Electronic structure, phase stability, and chemical bonding in Th₂Al and Th₂AlH₄

We present the results of a theoretical investigation on the electronic structure, bonding nature, and ground-state properties of Th₂Al and Th₂AlH₄ using generalized-gradient-corrected first-principles full-potential density-functional calculations. Th₂AlH₄ has been reported to violate the “2-Å rule” for H-H separation in hydrides. From our total-energy as well as force-minimization calculations, we found a shortest H-H separation of 1.95 Å in accordance with recent high-resolution powder neutron-diffraction experiments. When the Th₂Al matrix is hydrogenated, the volume expansion is highly anisotropic, which is quite opposite to other hydrides having the same crystal structure.

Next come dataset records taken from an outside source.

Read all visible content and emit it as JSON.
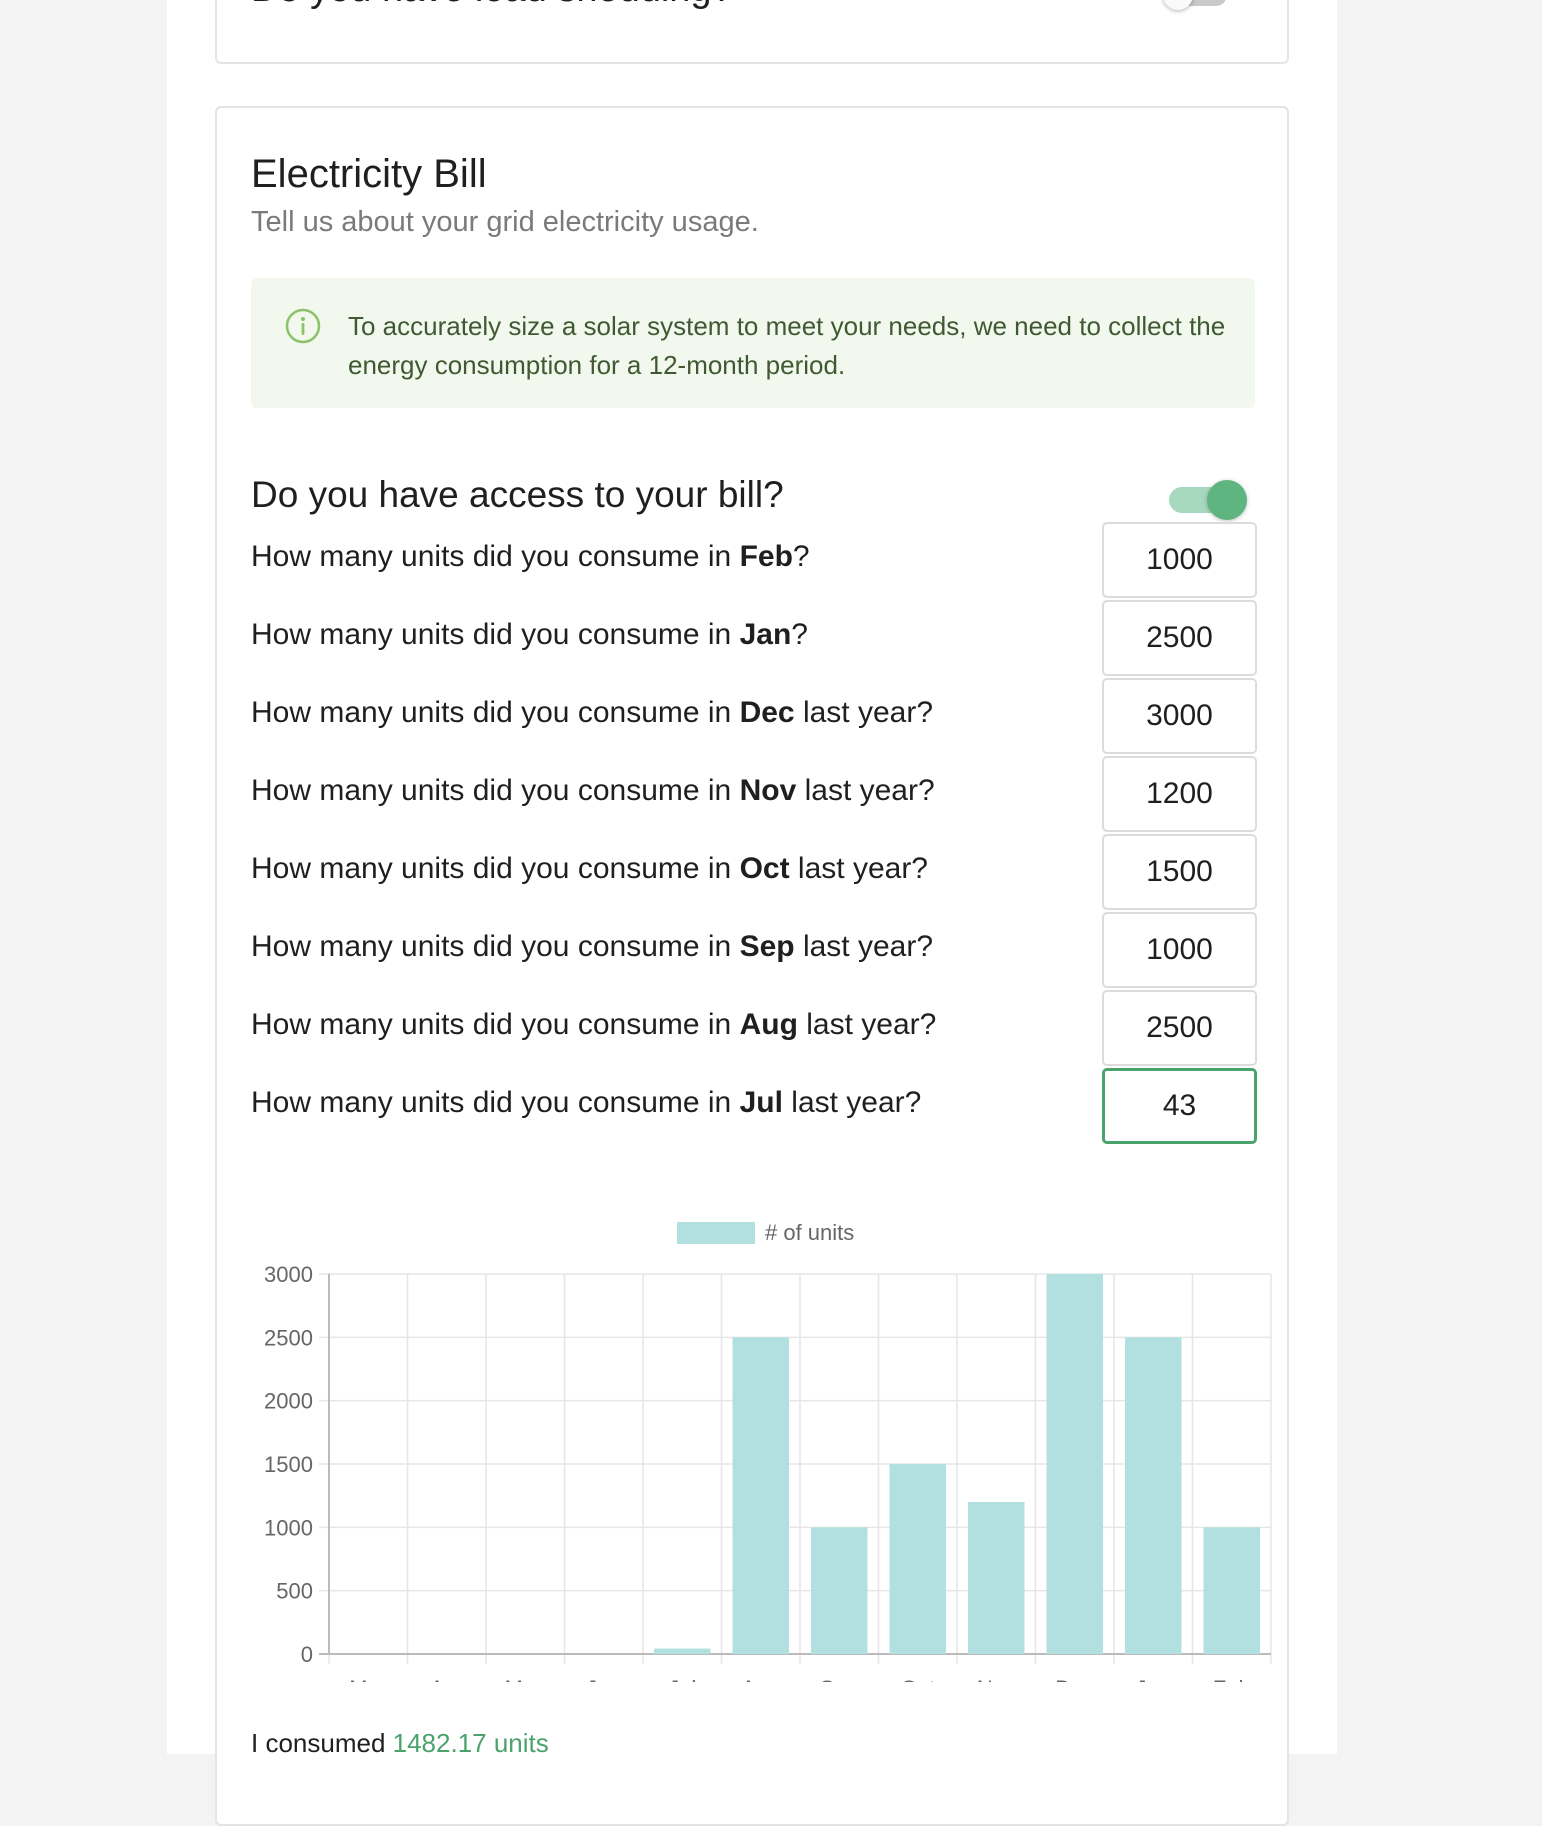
{
  "previous_card": {
    "question": "Do you have load shedding?"
  },
  "bill_card": {
    "title": "Electricity Bill",
    "subtitle": "Tell us about your grid electricity usage.",
    "info_text": "To accurately size a solar system to meet your needs, we need to collect the energy consumption for a 12-month period.",
    "access_question": "Do you have access to your bill?",
    "access_toggle_on": true
  },
  "questions": [
    {
      "prefix": "How many units did you consume in ",
      "month": "Feb",
      "suffix": "?",
      "value": "1000"
    },
    {
      "prefix": "How many units did you consume in ",
      "month": "Jan",
      "suffix": "?",
      "value": "2500"
    },
    {
      "prefix": "How many units did you consume in ",
      "month": "Dec",
      "suffix": " last year?",
      "value": "3000"
    },
    {
      "prefix": "How many units did you consume in ",
      "month": "Nov",
      "suffix": " last year?",
      "value": "1200"
    },
    {
      "prefix": "How many units did you consume in ",
      "month": "Oct",
      "suffix": " last year?",
      "value": "1500"
    },
    {
      "prefix": "How many units did you consume in ",
      "month": "Sep",
      "suffix": " last year?",
      "value": "1000"
    },
    {
      "prefix": "How many units did you consume in ",
      "month": "Aug",
      "suffix": " last year?",
      "value": "2500"
    },
    {
      "prefix": "How many units did you consume in ",
      "month": "Jul",
      "suffix": " last year?",
      "value": "43"
    }
  ],
  "chart_data": {
    "type": "bar",
    "categories": [
      "Mar",
      "Apr",
      "May",
      "Jun",
      "Jul",
      "Aug",
      "Sep",
      "Oct",
      "Nov",
      "Dec",
      "Jan",
      "Feb"
    ],
    "series": [
      {
        "name": "# of units",
        "values": [
          0,
          0,
          0,
          0,
          43,
          2500,
          1000,
          1500,
          1200,
          3000,
          2500,
          1000
        ]
      }
    ],
    "yticks": [
      0,
      500,
      1000,
      1500,
      2000,
      2500,
      3000
    ],
    "ylim": [
      0,
      3000
    ],
    "legend": "top",
    "grid": true,
    "bar_color": "#b2e0e0"
  },
  "summary": {
    "prefix": "I consumed ",
    "value": "1482.17 units"
  },
  "colors": {
    "accent": "#4aa36a",
    "bar": "#b2e0e0"
  }
}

The bonding nature of these materials is analyzed in terms of density of states, crystal-orbital Hamiltonian population, and valence-charge-density analyses. Our calculation predicts a different nature of the bonding between the H atoms along a and c. The strongest bonding in Th₂AlH₄ is between Th and H along c which form dumbbell-shaped H-Th-H subunits. Due to this strong covalent interaction there is a very small amount of electrons present between the H atoms along c. This reduces the repulsive interaction between the H atoms along c and explains why Th₂AlH₄ has a shorter H-H separation than most other metal hydrides. The large difference in the interatomic distances between the interstitial regions where one can accommodate H in the ac and ab planes along with the strong covalent interaction between Th and H are the main reasons for highly anisotropic volume expansion on hydrogenation of Th₂Al.